A quella sensazione ebbero piacere ad unirsi parecchie vocine nella sua testa che tenevano a ricordarle che John era un ragazzo popolare, e che nonostante tutto era stato gentile con lei e le voleva bene.
Mise a tacere tutto e l’unica cosa che ascoltava in quel momento erano i rumori a intervalli regolari degli squilli del telefono.
Dopo qualche minuto, anni per Jessie, una voce dall’altro capo del telefono la riprese dai suoi pensieri.
“Pronto, Jess?” la voce squillante di Sam la fece sorridere.
“Hey, senti, ti va di venire al ballo con me?” disse tutto d’un fiato e sentendo le vocine ammassarsi e una sensazione appesantirle lo stomaco.
“Mi spiace, Jess. Ho già invitato la mia ragazza.”
 
 
 
Si era aspettata di tutto, ma non quello.
Sapeva che era difficile e che lo studio si sarebbe fatto più intenso dopo gli esami ma adesso vedere tutte quelle aule e quelle librerie, le metteva una certa ansia. Gli scaffali in perfetto ordine e il profumo dei libri nuovi però riuscivano sempre a strapparle un sorriso timido dalle labbra.
Si sarebbe sentita a casa.
Il silenzio che echeggiava nella stanza quasi le rimbombava nelle orecchie, sapeva di aver scelto un orario mattutino per visitare il college. Eppure, nessuno l’aveva fermata quando aveva chiesto a un segretario di poter visitare l’aula studio e la biblioteca affianco.
“Fate pure, tanto molti studenti sono tornati a casa, altri non si alzeranno prima delle dieci” le aveva detto accennando a una smorfia che somigliava a una risata.
“Dopotutto tra qualche mese sarete anche voi una studentessa, non è così?” lei gli rispose annuendo, e iniziando ad avviarsi verso le aule che il segretario le aveva indicato.
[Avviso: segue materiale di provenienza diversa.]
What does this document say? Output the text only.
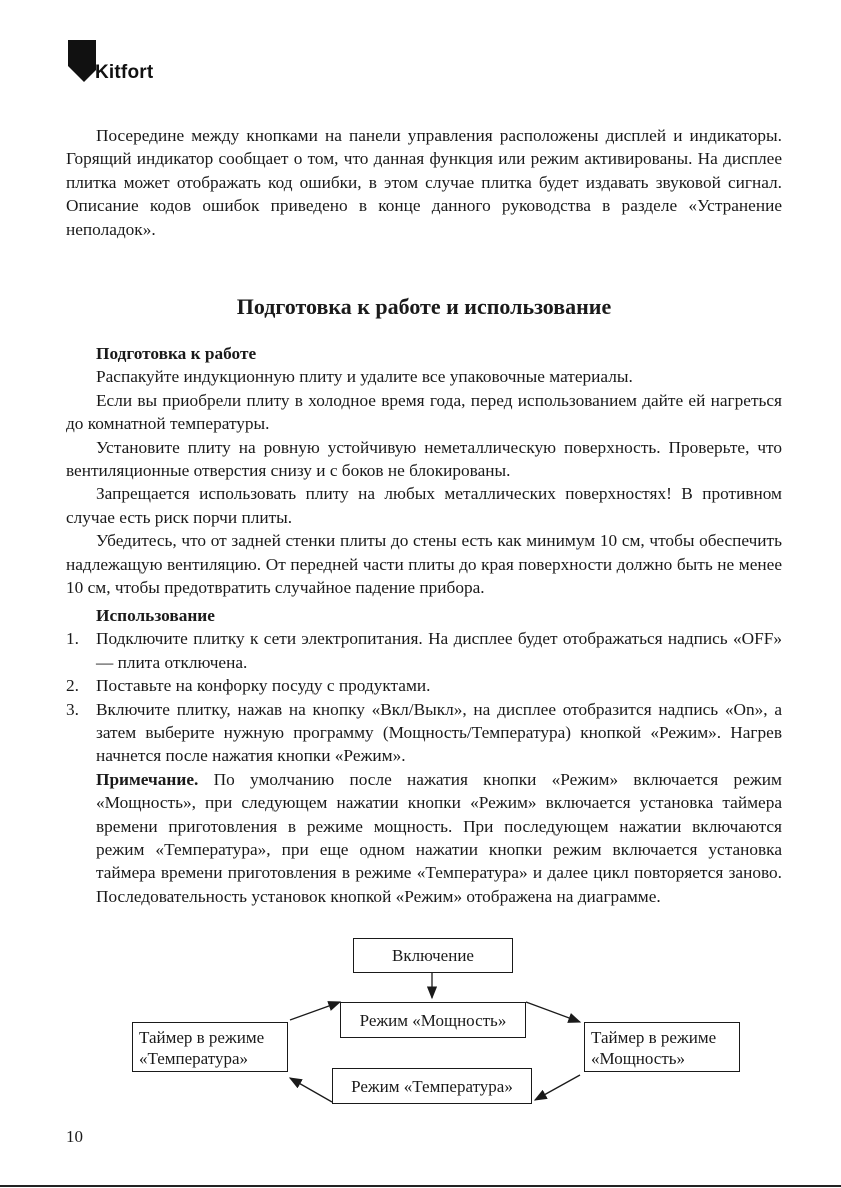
Kitfort

Посередине между кнопками на панели управления расположены дисплей и индикаторы. Горящий индикатор сообщает о том, что данная функция или режим активированы. На дисплее плитка может отображать код ошибки, в этом случае плитка будет издавать звуковой сигнал. Описание кодов ошибок приведено в конце данного руководства в разделе «Устранение неполадок».

Подготовка к работе и использование

Подготовка к работе

Распакуйте индукционную плиту и удалите все упаковочные материалы.

Если вы приобрели плиту в холодное время года, перед использованием дайте ей нагреться до комнатной температуры.

Установите плиту на ровную устойчивую неметаллическую поверхность. Проверьте, что вентиляционные отверстия снизу и с боков не блокированы.

Запрещается использовать плиту на любых металлических поверхностях! В противном случае есть риск порчи плиты.

Убедитесь, что от задней стенки плиты до стены есть как минимум 10 см, чтобы обеспечить надлежащую вентиляцию. От передней части плиты до края поверхности должно быть не менее 10 см, чтобы предотвратить случайное падение прибора.

Использование

1. Подключите плитку к сети электропитания. На дисплее будет отображаться надпись «OFF» — плита отключена.
2. Поставьте на конфорку посуду с продуктами.
3. Включите плитку, нажав на кнопку «Вкл/Выкл», на дисплее отобразится надпись «On», а затем выберите нужную программу (Мощность/Температура) кнопкой «Режим». Нагрев начнется после нажатия кнопки «Режим».

Примечание. По умолчанию после нажатия кнопки «Режим» включается режим «Мощность», при следующем нажатии кнопки «Режим» включается установка таймера времени приготовления в режиме мощность. При последующем нажатии включаются режим «Температура», при еще одном нажатии кнопки режим включается установка таймера времени приготовления в режиме «Температура» и далее цикл повторяется заново. Последовательность установок кнопкой «Режим» отображена на диаграмме.

Включение
Режим «Мощность»
Таймер в режиме
«Мощность»
Режим «Температура»
Таймер в режиме
«Температура»
10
L’unico rumore che risuonava era quello dei suoi passi, che si fecero sempre più lenti man mano che arrivava a destinazione.
Ora si trovava a tracciare con la punta delle dita alcuni libri e leggendone i titoli. Sapeva che molti di loro sarebbero diventati i suoi nuovi tesori.
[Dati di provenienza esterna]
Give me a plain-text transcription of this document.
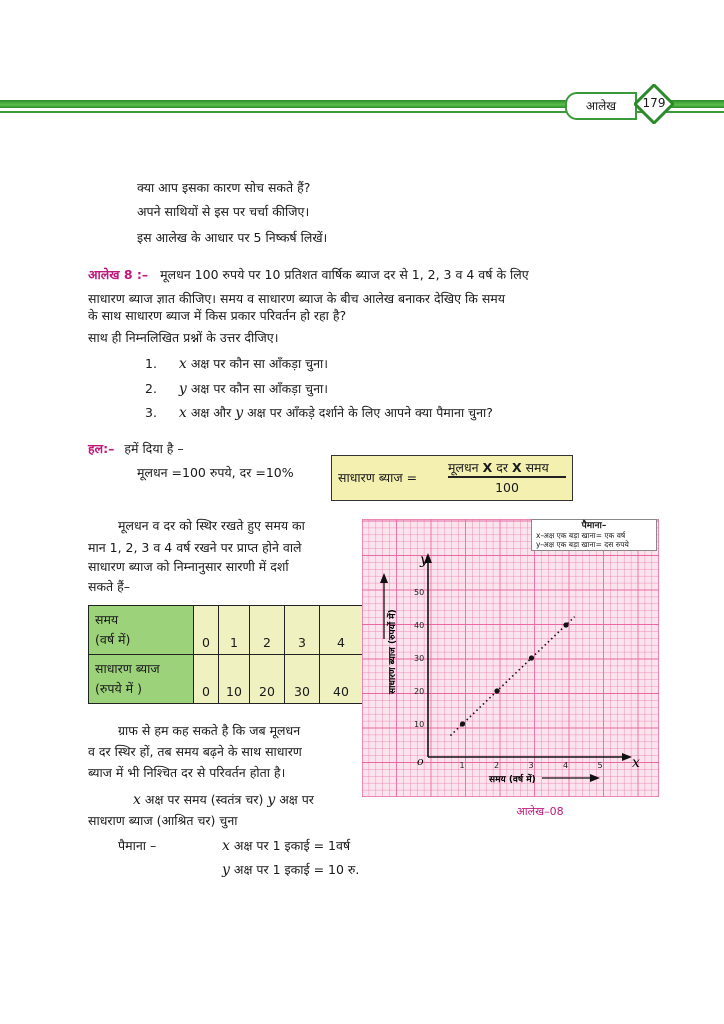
आलेख	179
क्या आप इसका कारण सोच सकते हैं?
अपने साथियों से इस पर चर्चा कीजिए।
इस आलेख के आधार पर 5 निष्कर्ष लिखें।
आलेख 8 :– मूलधन 100 रुपये पर 10 प्रतिशत वार्षिक ब्याज दर से 1, 2, 3 व 4 वर्ष के लिए
साधारण ब्याज ज्ञात कीजिए। समय व साधारण ब्याज के बीच आलेख बनाकर देखिए कि समय
के साथ साधारण ब्याज में किस प्रकार परिवर्तन हो रहा है?
साथ ही निम्नलिखित प्रश्नों के उत्तर दीजिए।
1. x अक्ष पर कौन सा आँकड़ा चुना।
2. y अक्ष पर कौन सा आँकड़ा चुना।
3. x अक्ष और y अक्ष पर आँकड़े दर्शाने के लिए आपने क्या पैमाना चुना?
हल:– हमें दिया है –
मूलधन =100 रुपये, दर =10%	साधारण ब्याज =
मूलधन X दर X समय
100
मूलधन व दर को स्थिर रखते हुए समय का
मान 1, 2, 3 व 4 वर्ष रखने पर प्राप्त होने वाले
साधारण ब्याज को निम्नानुसार सारणी में दर्शा
सकते हैं–
समय
(वर्ष में)	0	1	2	3	4

साधारण ब्याज
(रुपये में )	0	10	20	30	40
ग्राफ से हम कह सकते है कि जब मूलधन
व दर स्थिर हों, तब समय बढ़ने के साथ साधारण
ब्याज में भी निश्चित दर से परिवर्तन होता है।
x अक्ष पर समय (स्वतंत्र चर) y अक्ष पर
साधराण ब्याज (आश्रित चर) चुना
पैमाना –	x अक्ष पर 1 इकाई = 1वर्ष
y अक्ष पर 1 इकाई = 10 रु.
1	2	3	4	5
10
20
30
40
50
y
x
o
समय (वर्ष में)
साधारण ब्याज (रुपयों में)
पैमाना–
x-अक्ष एक बड़ा खाना= एक वर्ष
y-अक्ष एक बड़ा खाना= दस रुपये
आलेख–08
“Credevo di conoscere gli studenti di questo college, eppure per la prima volta mi ritrovo una studentessa alle otto del mattino in biblioteca. Non si finisce mai di imparare, vero?” una voce bassa, la fece sobbalzare. Si voltò con le spalle ancora in tensione per scorgere la figura di un uomo adulto, probabilmente sulla cinquantina che la fissava meravigliato. Non riuscì a riconoscere quel volto e aveva ancora le spalle in tensione.
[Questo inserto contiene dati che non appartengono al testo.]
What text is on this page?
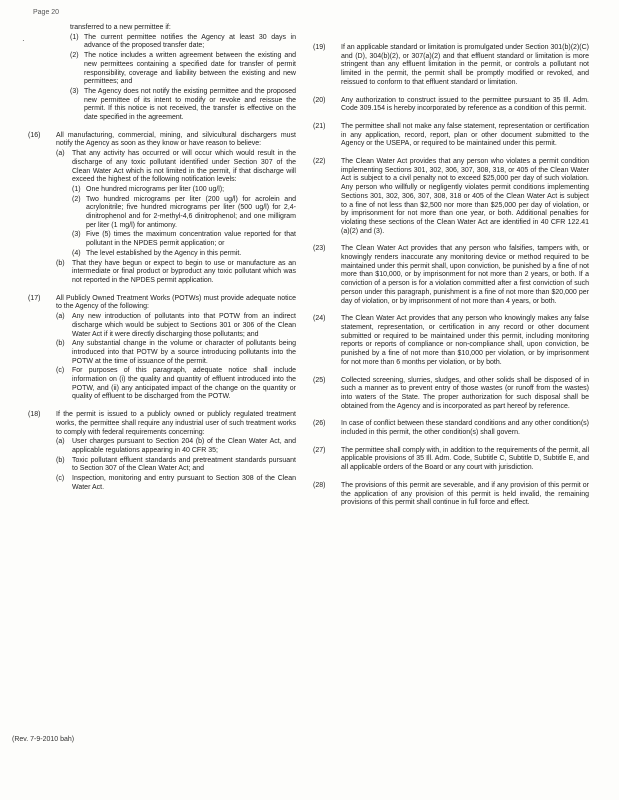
Page 20
·
transferred to a new permittee if:
(1) The current permittee notifies the Agency at least 30 days in advance of the proposed transfer date;
(2) The notice includes a written agreement between the existing and new permittees containing a specified date for transfer of permit responsibility, coverage and liability between the existing and new permittees; and
(3) The Agency does not notify the existing permittee and the proposed new permittee of its intent to modify or revoke and reissue the permit. If this notice is not received, the transfer is effective on the date specified in the agreement.
(16)	All manufacturing, commercial, mining, and silvicultural dischargers must notify the Agency as soon as they know or have reason to believe:
(a)	That any activity has occurred or will occur which would result in the discharge of any toxic pollutant identified under Section 307 of the Clean Water Act which is not limited in the permit, if that discharge will exceed the highest of the following notification levels:
(1) One hundred micrograms per liter (100 ug/l);
(2) Two hundred micrograms per liter (200 ug/l) for acrolein and acrylonitrile; five hundred micrograms per liter (500 ug/l) for 2,4-dinitrophenol and for 2-methyl-4,6 dinitrophenol; and one milligram per liter (1 mg/l) for antimony.
(3) Five (5) times the maximum concentration value reported for that pollutant in the NPDES permit application; or
(4) The level established by the Agency in this permit.
(b)	That they have begun or expect to begin to use or manufacture as an intermediate or final product or byproduct any toxic pollutant which was not reported in the NPDES permit application.
(17)	All Publicly Owned Treatment Works (POTWs) must provide adequate notice to the Agency of the following:
(a)	Any new introduction of pollutants into that POTW from an indirect discharge which would be subject to Sections 301 or 306 of the Clean Water Act if it were directly discharging those pollutants; and
(b)	Any substantial change in the volume or character of pollutants being introduced into that POTW by a source introducing pollutants into the POTW at the time of issuance of the permit.
(c)	For purposes of this paragraph, adequate notice shall include information on (i) the quality and quantity of effluent introduced into the POTW, and (ii) any anticipated impact of the change on the quantity or quality of effluent to be discharged from the POTW.
(18)	If the permit is issued to a publicly owned or publicly regulated treatment works, the permittee shall require any industrial user of such treatment works to comply with federal requirements concerning:
(a)	User charges pursuant to Section 204 (b) of the Clean Water Act, and applicable regulations appearing in 40 CFR 35;
(b)	Toxic pollutant effluent standards and pretreatment standards pursuant to Section 307 of the Clean Water Act; and
(c)	Inspection, monitoring and entry pursuant to Section 308 of the Clean Water Act.
(19)	If an applicable standard or limitation is promulgated under Section 301(b)(2)(C) and (D), 304(b)(2), or 307(a)(2) and that effluent standard or limitation is more stringent than any effluent limitation in the permit, or controls a pollutant not limited in the permit, the permit shall be promptly modified or revoked, and reissued to conform to that effluent standard or limitation.
(20)	Any authorization to construct issued to the permittee pursuant to 35 Ill. Adm. Code 309.154 is hereby incorporated by reference as a condition of this permit.
(21)	The permittee shall not make any false statement, representation or certification in any application, record, report, plan or other document submitted to the Agency or the USEPA, or required to be maintained under this permit.
(22)	The Clean Water Act provides that any person who violates a permit condition implementing Sections 301, 302, 306, 307, 308, 318, or 405 of the Clean Water Act is subject to a civil penalty not to exceed $25,000 per day of such violation. Any person who willfully or negligently violates permit conditions implementing Sections 301, 302, 306, 307, 308, 318 or 405 of the Clean Water Act is subject to a fine of not less than $2,500 nor more than $25,000 per day of violation, or by imprisonment for not more than one year, or both. Additional penalties for violating these sections of the Clean Water Act are identified in 40 CFR 122.41 (a)(2) and (3).
(23)	The Clean Water Act provides that any person who falsifies, tampers with, or knowingly renders inaccurate any monitoring device or method required to be maintained under this permit shall, upon conviction, be punished by a fine of not more than $10,000, or by imprisonment for not more than 2 years, or both. If a conviction of a person is for a violation committed after a first conviction of such person under this paragraph, punishment is a fine of not more than $20,000 per day of violation, or by imprisonment of not more than 4 years, or both.
(24)	The Clean Water Act provides that any person who knowingly makes any false statement, representation, or certification in any record or other document submitted or required to be maintained under this permit, including monitoring reports or reports of compliance or non-compliance shall, upon conviction, be punished by a fine of not more than $10,000 per violation, or by imprisonment for not more than 6 months per violation, or by both.
(25)	Collected screening, slurries, sludges, and other solids shall be disposed of in such a manner as to prevent entry of those wastes (or runoff from the wastes) into waters of the State. The proper authorization for such disposal shall be obtained from the Agency and is incorporated as part hereof by reference.
(26)	In case of conflict between these standard conditions and any other condition(s) included in this permit, the other condition(s) shall govern.
(27)	The permittee shall comply with, in addition to the requirements of the permit, all applicable provisions of 35 Ill. Adm. Code, Subtitle C, Subtitle D, Subtitle E, and all applicable orders of the Board or any court with jurisdiction.
(28)	The provisions of this permit are severable, and if any provision of this permit or the application of any provision of this permit is held invalid, the remaining provisions of this permit shall continue in full force and effect.
(Rev. 7-9-2010 bah)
“Sei una matricola?” continuava ad avere un tono pacato, eppure lei non aveva la minima idea di chi fosse. L’uomo sembrò comprendere e incurvò le labbra in un mezzo sorriso divertito.
“Io mi chiamo Tom Price, sono il professore del corso di fotografia” continuò come se non avesse notato per niente gli occhi sbarrati di lei e una mano che aveva portato alla bocca che probabilmente si era aperta per lo stupore. La trovò divertente ancora di più quando vide che le sue guance iniziarono a tingersi di un tenue colore rosa.
“Sì, i-io mi chiamo Karen”
Si guardarono in silenzio per qualche secondo, poi il professor Price riprese la parola.
“Credo che ti troverai bene allora, Karen. Ho visto le tue foto e un certo video su internet. Prometti molto bene” così dicendo girò i tacchi e si diresse vero l’uscita dell’aula. Il silenzio era ritornato e ora non si poteva ascoltare null’altro che i passi pesanti che si allontanavano sempre di più.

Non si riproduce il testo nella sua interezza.